А на следующий день Имре выбрался на крыльцо. Благо дня два зима сама собой наслаждалась. Ни ветринки на улице. Даже солнце на час-другой вылезло из-за туч, похожих на роскошные сугробы. На деревьях — нежный бахромчатый иней. Падая, он рассыпался, отливая на солнце немыслимыми цветами. Но главное — воздух после невольного заточения. Имре вдохнул его, и голова закружилась, схватился за перекладину, чтобы не упасть.

Только сейчас понял, как ослаб за время болезни. Сориентировался по солнцу, прикинул, в какую сторону идти, если что, и, оперевшись о загородку, стоял, дышал вкусным, как родниковая вода, воздухом.

«Вот она, — прогулка в Россию, — почему-то эта фраза сейчас крутилась в мозгах. — Посмотреть бы на того, кто называет это прогулкой. Трости и котелка только не хватает для красоты».

Имре вдруг подумал, что товарищи уже похоронили его и домой давно отправили извещение о его смерти. Уже все близкие ходят в трауре. И наверняка клянут Россию, которая его уничтожила.

Марта тоже, наверное, узнала о его гибели. Интересно, как она восприняла это? Обрадовалась, что вовремя развязалась со мной? Конечно, переживает чисто по-человечески. Не каменная же. Но ей есть сейчас о ком думать, заботиться…

Имре поймал себя на том, что мысли об Марте не так сильно затронули его, как прежде. Словно притупились, в какой-то степени стали чужими. Больше волновало то, что он имеет возможность дышать родниковым воздухом, видеть ослепительный снег, физически ощущать тишину.

«Я жив! Как это, оказывается, здорово! Ведь это, в конце концов, только и нужно человеку».

Две синицы, осыпая снег с куста, прозвенели и друг за дружкой перелетели на тополь, спрятались в почерневшей, так и не опавшей листве.

Не верилось, что где-то не смолкает канонада, идут бои, умирают люди. Имре стало не по себе, что он оказался вне этой железной каши, до которой, окажись сейчас транспорт, может быть, хватило бы и пары часов.

По вихлястой узкой тропинке, проложенной в снегу, к дому торопилась Ольга, возбужденная, раскрасневшаяся от быстрой ходьбы.

— Имре, Имре, наши наступают! — не успев подойти, объявила она. — Еще один город отбили… — и смолкла, вспомнив, что у нее с ним разные понятия «наши».

— Есть такой анекдот, — сказал Имре. — Один еврей сел не в тот поезд, и когда узнал от соседа, удивился: «В одном купе сидим, а в разные стороны едем»… Так и мы с тобой. Есть, Олечка, люди, которым не хочется, чтобы мы с тобой в одну сторону ехали… Не хотят, чтобы закончилась эта бойня.

— Что же ты в одной куртке на таком морозе? Пойдем-ка, пойдем в избу, — заторопила она.

Лицо Ольги вмиг посерьезнело. Она прошмыгнула мимо Имре и уже из дверей позвала еще раз:

— Иди, иди…

— Иди, иди, — задумчиво повторил Имре, вдруг находя в произношении русских слов какую-то особую прелесть.

— Где там наш подстреленный гусь? Уже с полчаса на холоде стынет. Дорвался, — услышал Имре голос деда, обращенный к Ольге.

— Да я его и так уж зову, зову. Тебя, может, послушает…
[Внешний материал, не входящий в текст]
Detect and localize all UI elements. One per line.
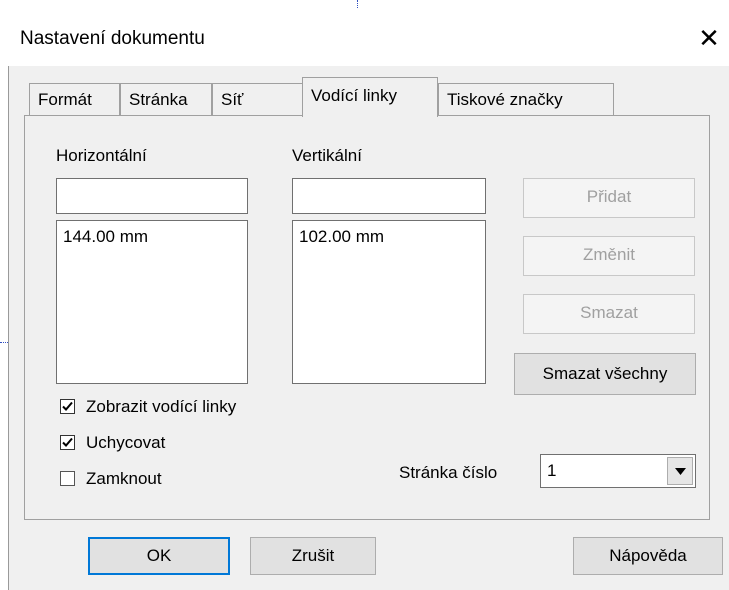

— Ты имеешь в виду подстреленную утку, отец? Серую шейку? Все улетели, она одна в проруби зимовать осталась, — с горечью в голосе спросил Имре.

— Что гусь, что утка… — махнул рукой дед. — Ты-то откуда знаешь наши сказки?

— Родители постарались…

— Хорошие у тебя родители, — одобрил старик. — Плохому, стало быть, не учили. А вот почему дети в охотники идут? Подыхать буду — не пойму.

Перейти на страницу:

Все книги серии Актуальная проза

Храм
Храм

"Храм" — классический триллер, тяжкая одиссея души; плата души за познание истины. Если бы "Храм" был опубликован пятнадцать лет назад, не было бы нужды объяснять, кто таков его автор, Игорь Акимов, потому что в то время вся молодежь зачитывалась его "Мальчиком, который умел летать" (книгой о природе таланта). Если бы "Храм" был опубликован двадцать пять лет назад, для читателей он был бы очередной книгой автора боевиков "Баллада об ушедших на задание" и "Обезьяний мост". Если бы "Храм" был опубликован тридцать пять лет назад, его бы приняли, как очередную книгу автора повести "Дот", которую — без преувеличения — прочитала вся страна. У каждого — к его Храму — свой путь.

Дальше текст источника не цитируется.